Human small intestinal mucosa harbours a small population of cytolytically active CD8+ alphabeta T lymphocytes.

Abstract

Intraepithelial lymphocytes (IEL) in normal human small intestine exhibit cytotoxicity. This study was undertaken to characterize the effector cells and their mode of action. Freshly isolated jejunal IEL and lamina propria lymphocytes (LPL), as well as IEL and LPL depleted of CD4+, CD8+ and T-cell receptor (TCR)-gammadelta+ cells were used as effector cells in anti-CD3-mediated redirected cytotoxicity against a murine FcgammaR-expressing cell line. Effector cell frequencies were estimated by effector to target cell titration and limiting dilution. The capacity of IEL and LPL to kill a Fas-expressing human T-cell line was also analysed. T-cell subsets were analysed for perforin, granzyme B, Fas-ligand (FasL), tumour necrosis factor-alpha (TNF-alpha) and TNF-related apoptosis inducing ligand (TRAIL) mRNA expression by reverse transcription-polymerase chain reaction (RT-PCR).

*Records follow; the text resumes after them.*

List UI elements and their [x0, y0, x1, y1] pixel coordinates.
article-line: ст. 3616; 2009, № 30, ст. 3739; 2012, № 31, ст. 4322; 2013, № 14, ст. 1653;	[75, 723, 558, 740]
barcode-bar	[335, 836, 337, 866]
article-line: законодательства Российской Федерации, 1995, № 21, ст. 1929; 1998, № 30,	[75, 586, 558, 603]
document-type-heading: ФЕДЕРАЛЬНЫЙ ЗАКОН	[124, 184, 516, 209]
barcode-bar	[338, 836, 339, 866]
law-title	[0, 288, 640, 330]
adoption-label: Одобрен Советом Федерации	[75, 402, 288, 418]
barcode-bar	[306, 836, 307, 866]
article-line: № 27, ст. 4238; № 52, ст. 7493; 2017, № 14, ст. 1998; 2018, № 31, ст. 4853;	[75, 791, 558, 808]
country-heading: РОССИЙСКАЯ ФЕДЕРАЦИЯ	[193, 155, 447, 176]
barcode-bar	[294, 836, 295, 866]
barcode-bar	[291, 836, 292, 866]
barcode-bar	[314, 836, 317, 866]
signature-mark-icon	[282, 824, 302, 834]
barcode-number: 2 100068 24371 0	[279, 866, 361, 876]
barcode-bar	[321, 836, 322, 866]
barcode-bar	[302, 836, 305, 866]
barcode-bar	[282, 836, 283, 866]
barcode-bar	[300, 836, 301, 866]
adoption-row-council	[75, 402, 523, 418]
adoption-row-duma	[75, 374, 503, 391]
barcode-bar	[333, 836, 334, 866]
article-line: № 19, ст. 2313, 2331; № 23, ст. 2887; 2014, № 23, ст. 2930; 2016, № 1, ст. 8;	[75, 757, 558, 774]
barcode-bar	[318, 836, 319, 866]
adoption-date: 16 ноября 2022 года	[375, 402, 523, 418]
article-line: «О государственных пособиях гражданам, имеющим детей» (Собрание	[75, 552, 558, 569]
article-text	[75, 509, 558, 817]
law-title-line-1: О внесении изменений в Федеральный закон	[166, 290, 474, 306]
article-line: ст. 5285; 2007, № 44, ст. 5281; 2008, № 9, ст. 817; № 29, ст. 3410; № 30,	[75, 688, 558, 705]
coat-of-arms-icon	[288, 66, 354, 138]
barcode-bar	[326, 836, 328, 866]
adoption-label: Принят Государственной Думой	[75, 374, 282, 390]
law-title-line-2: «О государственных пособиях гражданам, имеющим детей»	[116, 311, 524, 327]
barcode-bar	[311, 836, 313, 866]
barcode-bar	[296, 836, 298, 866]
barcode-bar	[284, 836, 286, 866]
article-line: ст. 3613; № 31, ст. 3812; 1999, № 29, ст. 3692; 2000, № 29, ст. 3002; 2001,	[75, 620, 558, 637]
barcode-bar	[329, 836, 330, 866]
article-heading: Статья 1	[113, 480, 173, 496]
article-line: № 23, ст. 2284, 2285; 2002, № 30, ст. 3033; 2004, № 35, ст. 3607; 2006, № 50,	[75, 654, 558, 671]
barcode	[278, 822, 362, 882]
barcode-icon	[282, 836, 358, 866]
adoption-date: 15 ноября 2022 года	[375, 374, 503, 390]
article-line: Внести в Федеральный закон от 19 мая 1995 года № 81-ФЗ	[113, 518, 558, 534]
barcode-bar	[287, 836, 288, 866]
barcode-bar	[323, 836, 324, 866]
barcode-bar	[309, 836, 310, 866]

Frequencies of IEL expressing the perforin and FasL proteins were determined by immunomorphometry. Both IEL and LPL exhibited significant Ca2+-dependent, anti-CD3-mediated cytotoxicity, approximately 30% specific lysis at the effector to target cell ratio 100. The cytotoxic cells constituted, however, only a small fraction of IEL and LPL ( approximately 0.01%). CD8+ TCR-alphabeta+ cells accounted for virtually all the cytotoxicity and expressed mRNA for all five cytotoxic proteins. The frequency of granzyme B-expressing samples was higher in CD8+ cells than in CD4+ cells (P<0.05 and <0.01 for IEL and LPL, respectively). In addition, both IEL and LPL exhibited significant spontaneous anti-CD3-independent cytotoxicity against Fas-expressing human T cells. This killing was mediated by Fas-FasL interaction. On average, 2-3% of the IEL expressed perforin and FasL. We speculate that CD8+ memory cells accumulate in the jejunal mucosa and that the CD8+ TCR-alphabeta+ lymphocytes executing TCR/CD3-mediated, Ca2+-dependent cytotoxicity are classical cytotoxic T lymphocytes 'caught in the act' of eliminating infected epithelial cells through perforin/granzyme exocytosis. The observed Fas/FasL-mediated cytotoxicity may be a reflection of ongoing down-regulation of local immune responses by 'activation-induced cell death'.